Sweden's Foreign Minister Margot Wallstrom met North Korea's Ri Yong Ho, during a surprise visit to Stockholm in mid-March, fueling speculation that Sweden may serve as an intermediary for the expected late May meeting between President Trump and Kim.

Sweden is the protecting power for the U.S. in North Korea, as the U.S. does not have diplomatic or consular relations with Pyongyang, notes Falk.

In his talks with Xi, Kim may have discussed economic cooperation with China or requested a softening of enforcement of sanctions over the North's nukes and missiles. North Korea also wants Beijing to resist tougher sanctions if the talks with Washington and Seoul fall apart and the North starts testing missiles again.

Chinese State Councilor Yang Jiechi is spending two days in Seoul brefing South Korean officials on the results of the talks between Kim and Xi. Yang is expected to meet Seoul's presidential national security director Chung Eui-yong on Thursday before meeting President Moon on Friday. Moon's spokesman Kim Eui-kyeom in a statement said Seoul welcomes the meeting between Kim and Mr. Trump and called it an encouraging sign that Kim expressed a firm willingness for dialogue with South Korea and the United States during his visit to Beijing.

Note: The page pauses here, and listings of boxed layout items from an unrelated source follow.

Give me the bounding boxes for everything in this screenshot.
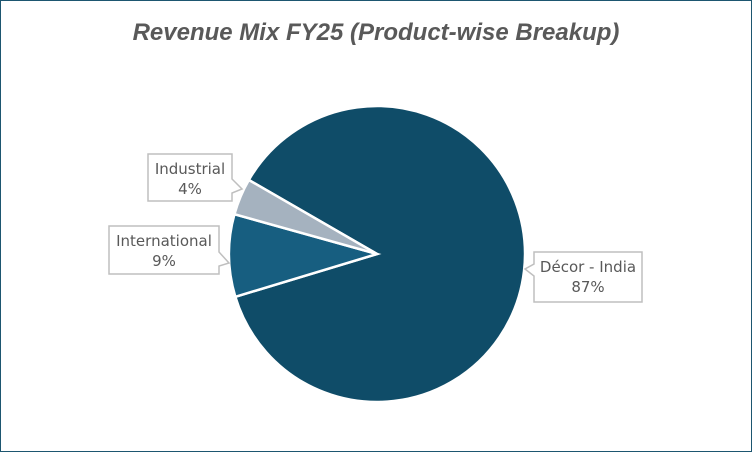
- callout-box: [108, 225, 231, 275]
- data-label-value: 87%: [571, 278, 604, 296]
- data-label-category: Industrial: [155, 160, 225, 178]
- chart-title: Revenue Mix FY25 (Product-wise Breakup): [132, 19, 620, 46]
- callout-box: [147, 153, 244, 202]
- data-label-d-cor-india: Décor - India 87%: [523, 251, 643, 303]
- data-label-category: Décor - India: [540, 258, 636, 276]
- data-label-international: International 9%: [108, 225, 231, 275]
- pie-slice-international: [227, 212, 382, 299]
- data-label-value: 4%: [178, 180, 202, 198]
- callout-box: [523, 251, 643, 303]
- data-label-industrial: Industrial 4%: [147, 153, 244, 202]
- pie-slice-industrial: [232, 178, 378, 256]
- data-label-category: International: [116, 232, 212, 250]
- data-label-value: 9%: [152, 252, 176, 270]
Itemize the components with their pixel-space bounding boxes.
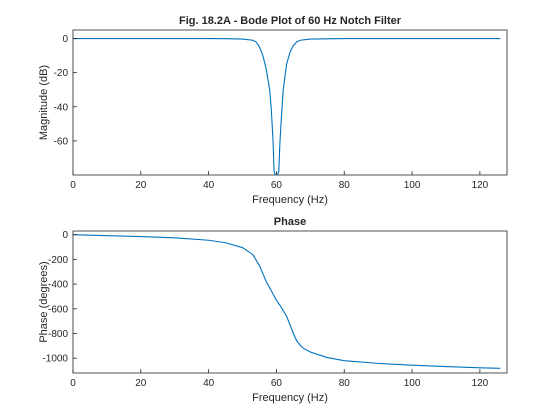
x-tick-label: 60 [271, 378, 283, 389]
y-tick-label: -20 [54, 68, 69, 79]
magnitude-title: Fig. 18.2A - Bode Plot of 60 Hz Notch Fi… [179, 15, 402, 27]
y-tick-label: -200 [48, 255, 68, 266]
x-tick-label: 80 [339, 378, 351, 389]
y-tick-label: -40 [54, 102, 69, 113]
y-tick-label: -400 [48, 280, 68, 291]
magnitude-axes: 0 20 40 60 80 100 120 0 -20 -40 -60 Fig. 18.2A - B… [38, 15, 508, 206]
phase-title: Phase [274, 216, 306, 228]
x-tick-label: 100 [404, 180, 421, 191]
magnitude-xlabel: Frequency (Hz) [252, 194, 328, 206]
y-tick-label: 0 [62, 230, 68, 241]
x-tick-label: 60 [271, 180, 283, 191]
phase-xlabel: Frequency (Hz) [252, 392, 328, 404]
magnitude-curve [73, 37, 501, 175]
x-tick-label: 120 [472, 378, 489, 389]
x-tick-label: 0 [70, 180, 76, 191]
phase-ylabel: Phase (degrees) [38, 261, 50, 342]
y-tick-label: -60 [54, 136, 69, 147]
y-tick-label: -600 [48, 304, 68, 315]
y-tick-label: 0 [62, 34, 68, 45]
x-tick-label: 80 [339, 180, 351, 191]
y-tick-label: -800 [48, 329, 68, 340]
phase-curve [73, 234, 501, 369]
x-tick-label: 20 [135, 378, 147, 389]
x-tick-label: 20 [135, 180, 147, 191]
x-tick-label: 100 [404, 378, 421, 389]
x-tick-label: 0 [70, 378, 76, 389]
x-tick-label: 40 [203, 180, 215, 191]
phase-axes: 0 20 40 60 80 100 120 0 -200 -400 -600 -800 -1000 Ph… [38, 216, 508, 404]
magnitude-ylabel: Magnitude (dB) [38, 65, 50, 140]
x-tick-label: 40 [203, 378, 215, 389]
phase-plot-area [72, 230, 508, 374]
y-tick-label: -1000 [42, 354, 68, 365]
x-tick-label: 120 [472, 180, 489, 191]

North Korea has yet to officially confirm its interest in a summit between Kim and Mr. Trump. In its coverage of the Kim-Xi meeting, the North's state media didn't carry Kim's reported comments about opening dialogue with the United States that were carried in Chinese state media.

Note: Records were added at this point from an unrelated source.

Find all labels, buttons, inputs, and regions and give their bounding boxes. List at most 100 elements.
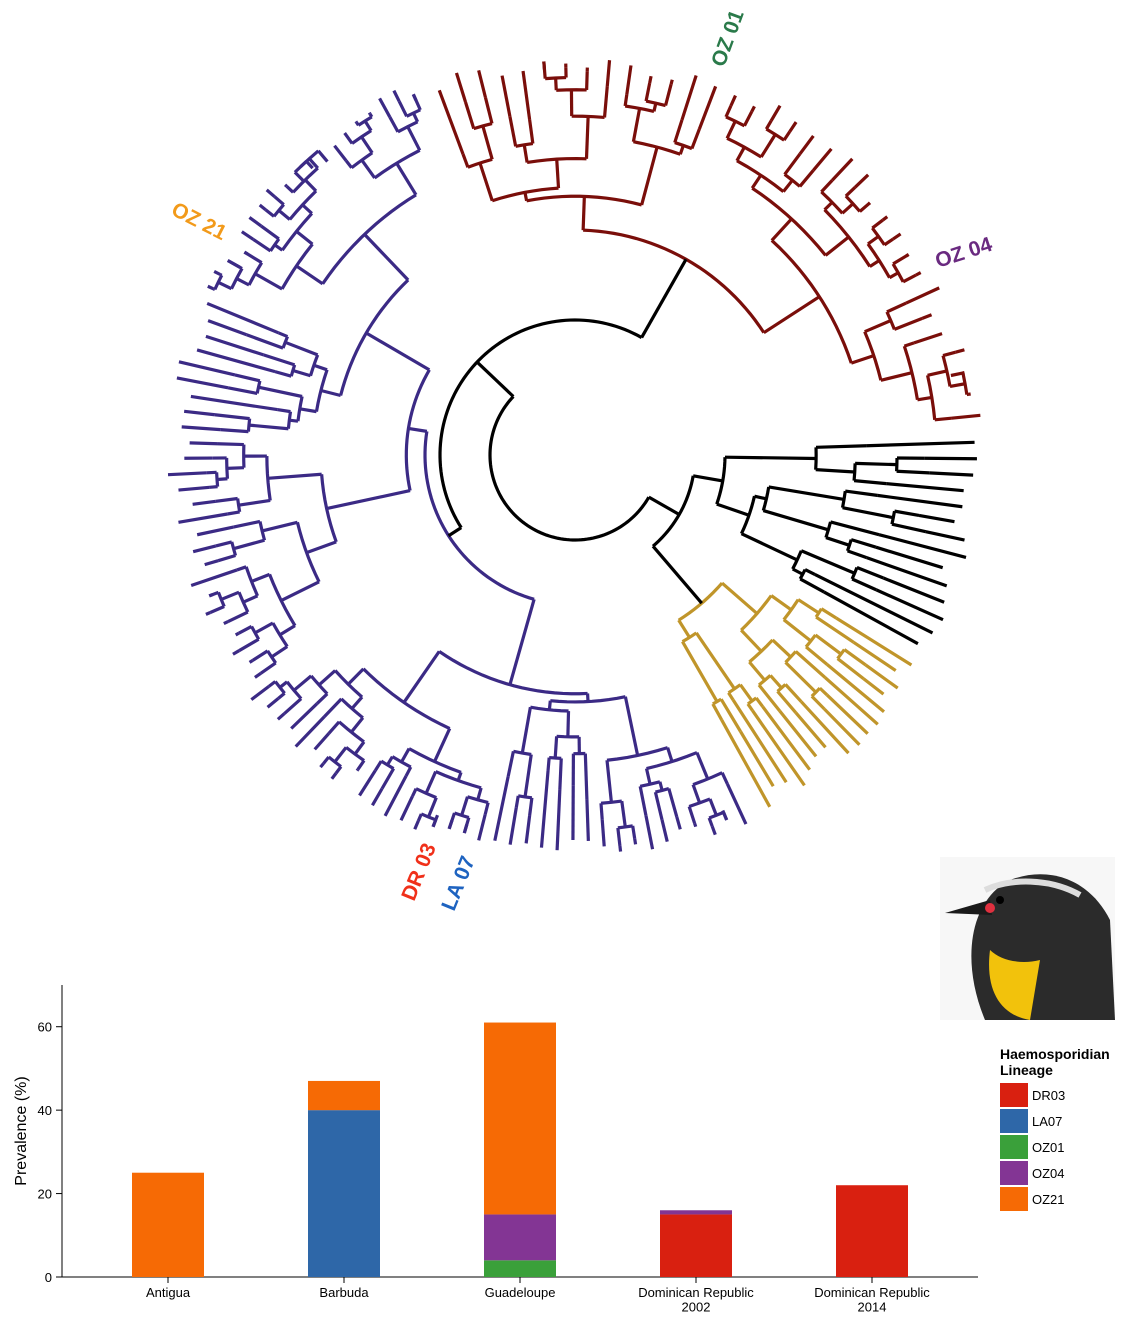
branch: [780, 711, 816, 756]
branch: [300, 409, 317, 412]
branch: [693, 785, 700, 803]
branch: [275, 197, 284, 205]
branch: [864, 679, 884, 694]
branch: [214, 271, 220, 274]
branch: [280, 626, 295, 635]
bar-segment: [484, 1214, 556, 1260]
branch: [650, 76, 651, 83]
branch: [324, 699, 341, 717]
branch: [320, 763, 323, 767]
branch: [329, 722, 339, 734]
branch: [375, 761, 381, 770]
branch: [710, 799, 716, 815]
branch: [633, 826, 635, 838]
branch: [296, 266, 322, 284]
branch: [178, 487, 209, 490]
legend-swatch: [1000, 1083, 1028, 1107]
branch: [249, 217, 261, 226]
branch: [458, 772, 461, 780]
branch: [399, 101, 406, 116]
tree-label: OZ 04: [932, 233, 995, 273]
branch: [897, 471, 930, 473]
branch: [769, 487, 844, 499]
branch: [227, 512, 239, 514]
branch: [556, 78, 557, 90]
branch: [602, 819, 604, 846]
branch: [317, 694, 327, 704]
branch: [826, 237, 849, 255]
branch: [821, 609, 836, 618]
branch: [234, 540, 265, 548]
branch: [205, 561, 218, 565]
branch: [881, 373, 912, 381]
branch: [800, 136, 813, 154]
branch: [530, 119, 533, 143]
branch: [382, 769, 394, 789]
figure: OZ 01 OZ 04 OZ 21 DR 03 LA 07 Prevalence…: [0, 0, 1130, 1317]
branch: [655, 792, 662, 820]
branch: [227, 468, 244, 469]
branch: [280, 682, 287, 688]
branch: [752, 106, 755, 111]
branch: [394, 91, 399, 102]
branch: [852, 579, 876, 590]
branch: [249, 425, 288, 429]
branch: [549, 701, 550, 710]
branch: [508, 751, 513, 776]
branch: [269, 681, 275, 686]
branch: [281, 582, 319, 601]
branch: [261, 663, 276, 673]
branch: [362, 137, 373, 153]
branch: [428, 798, 436, 817]
branch: [646, 815, 653, 849]
branch: [844, 650, 865, 665]
branch-arc: [490, 396, 649, 540]
branch: [478, 788, 481, 800]
branch: [922, 315, 931, 319]
branch: [352, 697, 362, 708]
x-tick-label: Antigua: [146, 1285, 191, 1300]
branch: [832, 159, 852, 180]
page: OZ 01 OZ 04 OZ 21 DR 03 LA 07 Prevalence…: [0, 0, 1130, 1317]
branch: [761, 134, 775, 157]
branch: [895, 511, 920, 515]
branch: [465, 102, 473, 129]
branch: [587, 800, 588, 841]
legend-title: Haemosporidian Lineage: [1000, 1046, 1125, 1078]
branch: [523, 71, 530, 119]
branch: [620, 846, 621, 852]
legend-entry: OZ04: [1000, 1160, 1125, 1186]
branch: [408, 428, 426, 431]
branch: [284, 699, 301, 714]
branch: [813, 149, 831, 170]
branch: [815, 635, 841, 654]
branch: [893, 234, 901, 239]
branch: [365, 121, 371, 131]
branch: [321, 390, 341, 395]
branch: [872, 220, 882, 228]
branch: [258, 387, 302, 396]
branch: [261, 226, 279, 239]
branch: [268, 474, 322, 478]
branch: [464, 818, 469, 834]
branch: [842, 204, 853, 214]
branch: [646, 83, 650, 101]
branch: [406, 767, 411, 776]
branch: [890, 273, 899, 278]
branch: [408, 127, 420, 151]
branch: [278, 693, 284, 698]
branch: [815, 574, 933, 633]
branch: [168, 473, 206, 475]
branch: [587, 71, 588, 90]
branch: [449, 813, 454, 829]
branch: [525, 754, 531, 796]
branch: [772, 219, 792, 240]
legend-label: OZ21: [1032, 1192, 1065, 1207]
branch: [884, 239, 893, 245]
branch: [727, 121, 735, 138]
branch: [586, 116, 588, 158]
branch: [682, 76, 696, 120]
branch: [785, 154, 800, 175]
branch: [855, 463, 897, 464]
branch: [264, 355, 295, 365]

It's unclear whether the leaders' meetings could lead to any meaningful breakthrough.

The North's diplomatic outreach comes after an unusually provocative year where it conducted its most powerful nuclear test to date and three intercontinental ballistic missiles designed to target the U.S. mainland. The change in tactics could be an attempt to ease pressure from heavy sanctions and improve its economy.

Washington and Seoul have said Kim previously told South Korean envoys that he was willing to put his nukes up for negotiation in his talks with Mr. Trump. However, the North has yet to officially confirm its interest in a summit between Kim and Mr. Trump.

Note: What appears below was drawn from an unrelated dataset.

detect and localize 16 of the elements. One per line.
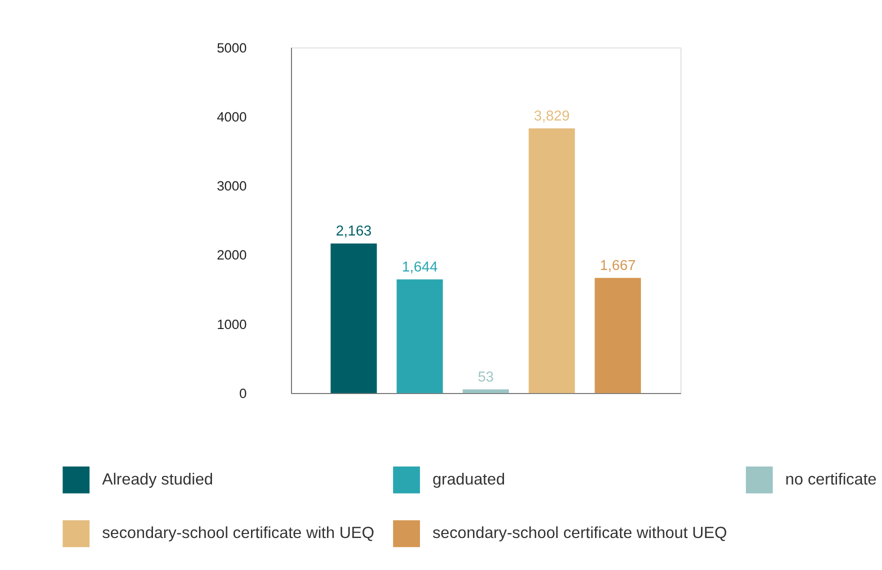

There's deep skepticism among some analysts that the North, after years of dogged weapons development, will commit to real denuclearization and then agree to a robust verification regime. North Korea over the past two decades has been repeatedly accused of using disarmament talks as a way to ease outside pressure and win badly needed aid, while all along secretly pushing ahead with its weapons development.

The Koreas agreed to a summit when Moon's envoys visited Kim in Pyongyang earlier this month. The meeting followed a sudden period of inter-Korean warmth over February's Winter Olympics in the South, where the North sent hundreds of officials, including Kim's sister who met with Moon to deliver his brother's desire for a summit.

Using a subsequent visit to the United States, Moon's envoys also brokered a potential meeting between Kim and Mr. Trump, who said he would meet the North Korean leader "by May."

The planned summit between Moon and Kim will be preceded by performances of South Korean pop singers in North Korea this Sunday and Tuesday.

About 70 South Korean officials and technicians flew to Pyongyang on Thursday to set up the performance equipment. The South Korean artists performing in the North will include some of the country's most popular pop singers, including Cho Yong-pil, who performed in Pyongyang during a previous era of detente, and girl band Red Velvet.